I’m something of a hoarder. I don’t have an acute case of the hoardsies like those extreme hoarders on that hoarding show (I think it’s called “People Who Can’t Throw Stuff Away”), but I’m willing to acknowledge that I have a slight problem. I don’t have rooms full of used styrofoam food containers or anything like that, but I do tend to hold on to things for far longer than their windows of usefulness and relevancy. It’s mostly paper stuff that I have kept around for very flimsy sentimental or “practical” reasons. Without my movie ticket stub from 1999, how am I supposed to properly reminisce about going to see “She’s All That” for the third time? Sure, an insurance card from 2006 has no value now, but who knows what the future will bring?
In library land, a reluctance to get rid of things can be a hindrance. Just as with my precious useless documents at home, it pains me to give library books the old heave-ho. However, I must overcome this affliction in order to perform one of the less glamorous, yet still highly essential, responsibilities of my job: weeding. No, I don’t mean removing unsightly growths from an otherwise pristine landscape, but it is more or less metaphorically equivalent to that. When librarians weed, we remove items that are worn out, seldom used, comprised of dated information, or are otherwise irrelevant or unappealing in order to make room for items that are newer, more up-to-date, and/or in better physical condition. Unless they’re in truly abominable shape, the weeded items are given the opportunity to find new homes. In the case of my library, we place weeded materials on our Friends of the Library bookshelves and offer patrons the opportunity to purchase them for a small donation. It’s a practical system that is carried out for highly practical reasons, but the impractical hoarder in me can’t help but approach it with barely stifled cringing and grimacing. Yesterday, my colleague and I attended a webinar that extolled the virtues of weeding and offered tips on how to best handle the often painful process. It didn’t fully cure me, but it reinvigorated my will to continue fighting my affinity for old junk.
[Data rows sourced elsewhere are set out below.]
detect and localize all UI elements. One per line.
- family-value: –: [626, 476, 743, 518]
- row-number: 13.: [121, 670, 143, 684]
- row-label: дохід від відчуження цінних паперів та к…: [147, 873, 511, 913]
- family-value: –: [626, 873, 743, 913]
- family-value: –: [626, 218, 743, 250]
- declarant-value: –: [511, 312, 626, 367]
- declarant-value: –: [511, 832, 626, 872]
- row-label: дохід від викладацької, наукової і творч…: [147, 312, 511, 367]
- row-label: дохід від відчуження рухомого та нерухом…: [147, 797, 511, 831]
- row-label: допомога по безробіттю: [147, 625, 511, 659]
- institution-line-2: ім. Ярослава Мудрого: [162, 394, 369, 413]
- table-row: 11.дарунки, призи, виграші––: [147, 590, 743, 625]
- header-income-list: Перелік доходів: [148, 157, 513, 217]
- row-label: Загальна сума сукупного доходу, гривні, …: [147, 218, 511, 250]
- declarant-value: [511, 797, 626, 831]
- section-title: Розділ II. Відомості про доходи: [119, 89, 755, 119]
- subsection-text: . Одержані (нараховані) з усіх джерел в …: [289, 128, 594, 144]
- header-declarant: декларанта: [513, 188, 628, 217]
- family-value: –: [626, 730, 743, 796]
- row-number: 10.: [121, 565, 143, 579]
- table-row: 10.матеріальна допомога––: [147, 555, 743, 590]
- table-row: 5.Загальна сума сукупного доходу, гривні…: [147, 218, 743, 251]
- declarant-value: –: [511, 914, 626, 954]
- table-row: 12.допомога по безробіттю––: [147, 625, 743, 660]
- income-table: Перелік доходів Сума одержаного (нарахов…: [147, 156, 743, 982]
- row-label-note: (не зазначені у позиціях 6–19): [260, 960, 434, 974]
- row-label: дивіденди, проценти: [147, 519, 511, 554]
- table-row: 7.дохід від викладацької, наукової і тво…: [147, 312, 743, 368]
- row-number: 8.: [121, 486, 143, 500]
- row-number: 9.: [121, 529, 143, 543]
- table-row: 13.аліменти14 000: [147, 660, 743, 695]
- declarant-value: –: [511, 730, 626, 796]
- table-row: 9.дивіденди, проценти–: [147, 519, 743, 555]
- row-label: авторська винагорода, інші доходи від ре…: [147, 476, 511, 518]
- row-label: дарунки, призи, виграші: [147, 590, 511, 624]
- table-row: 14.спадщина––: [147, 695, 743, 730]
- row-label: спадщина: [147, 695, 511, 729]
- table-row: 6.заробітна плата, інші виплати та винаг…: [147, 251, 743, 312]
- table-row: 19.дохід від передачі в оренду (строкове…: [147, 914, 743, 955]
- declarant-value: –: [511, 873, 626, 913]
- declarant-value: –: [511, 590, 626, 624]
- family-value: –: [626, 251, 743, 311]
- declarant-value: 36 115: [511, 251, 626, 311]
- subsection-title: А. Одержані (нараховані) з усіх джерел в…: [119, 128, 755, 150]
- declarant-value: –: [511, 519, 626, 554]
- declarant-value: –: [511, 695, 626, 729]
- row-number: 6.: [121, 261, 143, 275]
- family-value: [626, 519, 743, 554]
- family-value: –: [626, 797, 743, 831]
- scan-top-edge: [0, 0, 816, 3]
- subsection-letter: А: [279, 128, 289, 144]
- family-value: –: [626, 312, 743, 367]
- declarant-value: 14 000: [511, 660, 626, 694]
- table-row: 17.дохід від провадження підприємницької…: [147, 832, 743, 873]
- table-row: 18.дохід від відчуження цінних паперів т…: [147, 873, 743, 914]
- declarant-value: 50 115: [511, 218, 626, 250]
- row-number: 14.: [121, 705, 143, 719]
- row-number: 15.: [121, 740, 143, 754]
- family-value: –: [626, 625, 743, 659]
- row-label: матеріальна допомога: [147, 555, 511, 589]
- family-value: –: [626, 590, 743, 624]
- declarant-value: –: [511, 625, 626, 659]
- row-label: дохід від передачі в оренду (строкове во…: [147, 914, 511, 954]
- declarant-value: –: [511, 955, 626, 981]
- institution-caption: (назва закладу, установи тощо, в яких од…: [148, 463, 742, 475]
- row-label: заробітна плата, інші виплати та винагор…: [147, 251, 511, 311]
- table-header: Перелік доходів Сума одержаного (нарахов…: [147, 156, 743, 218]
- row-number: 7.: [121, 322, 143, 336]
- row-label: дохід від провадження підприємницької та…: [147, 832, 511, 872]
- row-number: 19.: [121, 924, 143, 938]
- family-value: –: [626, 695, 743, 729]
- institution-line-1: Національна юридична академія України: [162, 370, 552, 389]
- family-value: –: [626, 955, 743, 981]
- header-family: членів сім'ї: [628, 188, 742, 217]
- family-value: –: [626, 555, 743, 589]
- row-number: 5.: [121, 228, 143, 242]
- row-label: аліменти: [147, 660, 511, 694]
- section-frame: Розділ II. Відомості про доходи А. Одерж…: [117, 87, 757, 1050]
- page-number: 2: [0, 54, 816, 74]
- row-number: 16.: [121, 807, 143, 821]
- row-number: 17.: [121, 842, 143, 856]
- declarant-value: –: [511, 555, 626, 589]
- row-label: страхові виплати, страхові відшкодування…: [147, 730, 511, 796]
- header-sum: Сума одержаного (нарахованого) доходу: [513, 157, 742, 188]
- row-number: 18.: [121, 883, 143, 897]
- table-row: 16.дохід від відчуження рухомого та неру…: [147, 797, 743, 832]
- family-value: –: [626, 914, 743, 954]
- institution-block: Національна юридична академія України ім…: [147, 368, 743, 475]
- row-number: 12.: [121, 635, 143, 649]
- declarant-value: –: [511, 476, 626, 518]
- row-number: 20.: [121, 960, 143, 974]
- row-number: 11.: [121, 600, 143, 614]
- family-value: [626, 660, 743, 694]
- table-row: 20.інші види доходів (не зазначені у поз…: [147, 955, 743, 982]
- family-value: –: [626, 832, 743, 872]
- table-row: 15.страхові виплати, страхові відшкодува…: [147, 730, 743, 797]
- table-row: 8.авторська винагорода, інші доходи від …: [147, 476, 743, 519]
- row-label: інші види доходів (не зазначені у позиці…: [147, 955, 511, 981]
Coincidentally, yesterday evening, with weeding still on the brain, I was skimming my Facebook news feed when I came across a link to a site entitled “Awful Library Books.” As any library nerd worth his salt would be, I was highly intrigued and felt compelled to investigate. To my surprise and delight, I found that the site is about weeding, and I must say, it’s awfully awesome. It features images and descriptions of questionable (mostly for being severely dated, but sometimes for content) books found on public library shelves. In addition to being pure comedy gold, the books presented on the site serve as a reminder of the importance of weeding. If librarians neglect their shelf pruning duties, we run the embarrassing risk of allowing our patrons to take home books about the emerging technology known as LaserDisc that will soon revolutionize home movie watching , or biographies on the hottest musical act in the world, ‘N SYNC.
I plan to visit “Awful Library Books” regularly now, in service to both my funny bone and my sense of professional responsibility. While the books featured are great, I think my favorite part of the site is the tagline beneath the title, which reads: “Hoarding is not collection development.” I’m going to do my best to live by those words. I’ve yet to find an inspirational mantra about the superfluity of ticket stubs, so those are likely gonna stick around.